Claro que alcanzar estos méritos requiere, como mínimo, tiempo; y a falta de un DeLorean, vas soplando velas y te plantas en unos veintimuchos, ignorando el largo recorrido que te queda por delante: una yincana de destreza e ingenio al borde del abismo, que empieza -como no- con la confección del que será tu currículo. Uno con el que inundas tu ciudad y los portales de empleo del país y aledaños. Seguido de una puesta a punto del perfil en LinkedIn e, incluso, de una visita al Servicio Canario de Empleo para obtener tu Darde, un número mágico que cambia cada tres meses, sin que en tu vida cambie nada.
La realidad de las ofertas (cuando las hay) ofrece un panorama de lo más incoherente, exigiendo experiencias previas -en el mismo puesto y sector- con unos números que imposibilitan las cuentas; ¿o estarán incluyendo también las de reencarnaciones pasadas? Además, tal requisito suele ir secundado de un adjetivo atroz, el famoso “demostrable”; que resuena entre ecos guturales en tu cabeza, junto al arpegio de violines que anticipa la miseria. Difícilmente has podido trabajar de lo tuyo mientras estudiabas, pues eso, lo tuyo. ¿Convalidarán los fines de semana como camarero? “Lo siento, no eres lo que estamos buscando”. Y a diferencia del concurso reality, no envían a nadie a abrazarte y a decirte que, aunque estés fuera, vales mucho. Es más, a veces ni te contestan, teniendo que adivinar el rechazo en la envoltura de silencio. Caer en la psicosis ante tales perspectivas sería fácil pero pagar un psicólogo cuesta dinero, así que mejor mantener los desequilibrios a raya. No vayamos a vivir trastornos mentales por encima de nuestras posibilidades.
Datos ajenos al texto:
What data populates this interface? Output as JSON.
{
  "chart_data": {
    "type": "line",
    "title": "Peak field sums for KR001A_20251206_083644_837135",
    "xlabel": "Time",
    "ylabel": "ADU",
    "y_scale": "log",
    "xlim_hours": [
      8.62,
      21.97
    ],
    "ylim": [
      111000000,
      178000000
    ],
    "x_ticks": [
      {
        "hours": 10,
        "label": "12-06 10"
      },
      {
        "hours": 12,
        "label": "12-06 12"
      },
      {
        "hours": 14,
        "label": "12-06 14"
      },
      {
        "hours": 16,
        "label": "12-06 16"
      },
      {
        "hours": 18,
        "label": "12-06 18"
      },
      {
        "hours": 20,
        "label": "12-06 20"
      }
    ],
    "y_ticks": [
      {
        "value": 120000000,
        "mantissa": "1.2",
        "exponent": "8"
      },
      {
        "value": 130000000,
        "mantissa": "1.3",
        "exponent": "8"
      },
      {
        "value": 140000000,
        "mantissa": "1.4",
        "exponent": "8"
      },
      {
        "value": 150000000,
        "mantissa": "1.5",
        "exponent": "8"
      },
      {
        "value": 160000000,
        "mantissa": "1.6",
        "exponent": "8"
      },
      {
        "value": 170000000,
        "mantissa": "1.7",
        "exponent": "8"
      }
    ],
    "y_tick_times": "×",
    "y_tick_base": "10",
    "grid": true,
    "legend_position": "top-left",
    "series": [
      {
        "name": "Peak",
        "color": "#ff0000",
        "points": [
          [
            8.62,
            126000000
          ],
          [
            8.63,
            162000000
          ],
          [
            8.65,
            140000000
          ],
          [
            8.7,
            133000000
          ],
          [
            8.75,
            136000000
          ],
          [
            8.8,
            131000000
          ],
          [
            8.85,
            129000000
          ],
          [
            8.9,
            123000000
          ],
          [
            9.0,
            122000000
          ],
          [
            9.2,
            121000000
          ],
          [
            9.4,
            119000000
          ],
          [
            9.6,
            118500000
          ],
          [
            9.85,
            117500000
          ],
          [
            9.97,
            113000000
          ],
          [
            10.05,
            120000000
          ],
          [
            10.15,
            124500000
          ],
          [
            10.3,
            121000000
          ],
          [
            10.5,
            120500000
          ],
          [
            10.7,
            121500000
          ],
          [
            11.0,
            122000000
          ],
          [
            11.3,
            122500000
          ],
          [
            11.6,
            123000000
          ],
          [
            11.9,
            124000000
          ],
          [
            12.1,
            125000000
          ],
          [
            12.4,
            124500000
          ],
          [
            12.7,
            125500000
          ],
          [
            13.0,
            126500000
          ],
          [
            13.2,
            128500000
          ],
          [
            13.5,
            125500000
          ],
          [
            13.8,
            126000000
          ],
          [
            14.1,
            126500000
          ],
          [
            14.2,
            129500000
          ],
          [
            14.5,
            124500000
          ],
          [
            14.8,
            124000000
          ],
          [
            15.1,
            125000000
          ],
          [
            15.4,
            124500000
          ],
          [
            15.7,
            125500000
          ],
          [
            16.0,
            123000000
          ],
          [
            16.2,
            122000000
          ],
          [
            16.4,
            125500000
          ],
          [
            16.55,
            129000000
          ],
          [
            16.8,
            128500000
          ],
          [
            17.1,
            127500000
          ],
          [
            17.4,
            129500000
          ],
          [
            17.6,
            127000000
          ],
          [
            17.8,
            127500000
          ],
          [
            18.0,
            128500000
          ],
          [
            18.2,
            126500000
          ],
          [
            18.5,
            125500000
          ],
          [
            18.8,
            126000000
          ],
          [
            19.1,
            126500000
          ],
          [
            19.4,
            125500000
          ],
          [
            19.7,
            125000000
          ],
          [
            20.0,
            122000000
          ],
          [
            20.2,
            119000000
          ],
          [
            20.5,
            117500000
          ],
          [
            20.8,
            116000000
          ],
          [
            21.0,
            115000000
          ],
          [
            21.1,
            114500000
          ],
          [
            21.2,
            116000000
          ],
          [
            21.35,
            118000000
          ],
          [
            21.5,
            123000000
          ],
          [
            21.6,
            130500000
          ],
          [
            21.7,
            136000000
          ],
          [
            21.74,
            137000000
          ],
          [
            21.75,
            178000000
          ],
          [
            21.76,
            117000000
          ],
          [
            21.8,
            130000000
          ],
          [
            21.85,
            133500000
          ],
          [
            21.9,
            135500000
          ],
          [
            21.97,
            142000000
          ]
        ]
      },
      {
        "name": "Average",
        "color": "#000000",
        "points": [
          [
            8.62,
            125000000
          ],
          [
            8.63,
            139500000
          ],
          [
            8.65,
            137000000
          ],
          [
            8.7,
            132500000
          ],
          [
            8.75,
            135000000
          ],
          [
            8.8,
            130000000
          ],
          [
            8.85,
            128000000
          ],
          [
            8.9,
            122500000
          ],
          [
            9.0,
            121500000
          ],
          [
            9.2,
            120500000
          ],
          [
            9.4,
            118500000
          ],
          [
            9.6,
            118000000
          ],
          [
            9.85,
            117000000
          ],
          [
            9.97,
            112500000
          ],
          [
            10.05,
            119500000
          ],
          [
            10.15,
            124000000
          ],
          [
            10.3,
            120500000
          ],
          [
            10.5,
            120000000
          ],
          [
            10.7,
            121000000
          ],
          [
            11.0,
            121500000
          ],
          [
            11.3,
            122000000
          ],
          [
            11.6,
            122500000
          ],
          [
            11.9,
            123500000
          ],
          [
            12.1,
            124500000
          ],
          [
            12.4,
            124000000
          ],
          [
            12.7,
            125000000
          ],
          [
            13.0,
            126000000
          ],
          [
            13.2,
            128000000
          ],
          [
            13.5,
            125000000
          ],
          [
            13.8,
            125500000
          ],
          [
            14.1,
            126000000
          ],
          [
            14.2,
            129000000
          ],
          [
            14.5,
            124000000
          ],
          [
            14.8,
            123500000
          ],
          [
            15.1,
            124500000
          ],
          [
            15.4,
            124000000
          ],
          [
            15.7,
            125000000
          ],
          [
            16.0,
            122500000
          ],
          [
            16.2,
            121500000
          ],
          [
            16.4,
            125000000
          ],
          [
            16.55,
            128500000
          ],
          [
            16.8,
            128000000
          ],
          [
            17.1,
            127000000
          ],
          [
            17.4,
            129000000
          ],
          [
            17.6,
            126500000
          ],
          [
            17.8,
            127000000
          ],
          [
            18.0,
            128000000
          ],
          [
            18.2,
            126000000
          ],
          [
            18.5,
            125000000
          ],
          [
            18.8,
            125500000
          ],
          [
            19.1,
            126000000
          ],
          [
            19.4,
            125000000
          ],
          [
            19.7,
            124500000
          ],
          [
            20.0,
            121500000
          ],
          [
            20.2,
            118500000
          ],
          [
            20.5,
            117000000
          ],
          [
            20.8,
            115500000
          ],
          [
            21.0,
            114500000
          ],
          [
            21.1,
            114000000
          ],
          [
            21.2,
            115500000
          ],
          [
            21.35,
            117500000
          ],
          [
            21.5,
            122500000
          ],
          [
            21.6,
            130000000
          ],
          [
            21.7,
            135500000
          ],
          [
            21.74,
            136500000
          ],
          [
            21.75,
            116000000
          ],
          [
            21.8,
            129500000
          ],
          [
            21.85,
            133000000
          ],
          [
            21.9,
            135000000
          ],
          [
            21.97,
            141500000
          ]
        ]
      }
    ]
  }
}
Intentar trabajar de cualquier otra cosa se complica a los treinta porque, para todas esas cadenas que no paran de hacer caja, eres demasiado mayor; y hasta el más ínfimo de los empleos (temporalmente disponible) puede permitirse poner filtros disparatados gracias al excedente de personas desempleadas. En el mejor de los casos, ofrecen condiciones precarias o utilizan a chicos en prácticas que salen gratis porque, cada vez más, los nuevos planes de estudios se empeñan en incluir becarios eternos que vayan reemplazándose. Por último, se cubren puestos con los llamados grupos de riesgo: discapacitados, jóvenes sin estudios, mayores de cuarenta y cinco años, etcétera. Y es bueno que se tienda una mano a toda esta gente, no tienes nada en contra; excepto por el hecho de que, en esa clasificación, faltas tú (en representación de otros cientos).
Quedas fuera del reparto de etiquetas y no es por haber abandonado los estudios, ni por haber dejado de reciclarte; sino, simplemente, por coincidir en el peor momento posible (y con todos los deberes hechos).Un momento eternizante que, envuelto de inestabilidad, te impide seguir avanzando. Y esa es la realidad ignorada de los treinta: vidas en pausa que no pueden ser vividas; pendientes y estancas, sin que. por ello, se paralice la cuenta atrás del tiempo.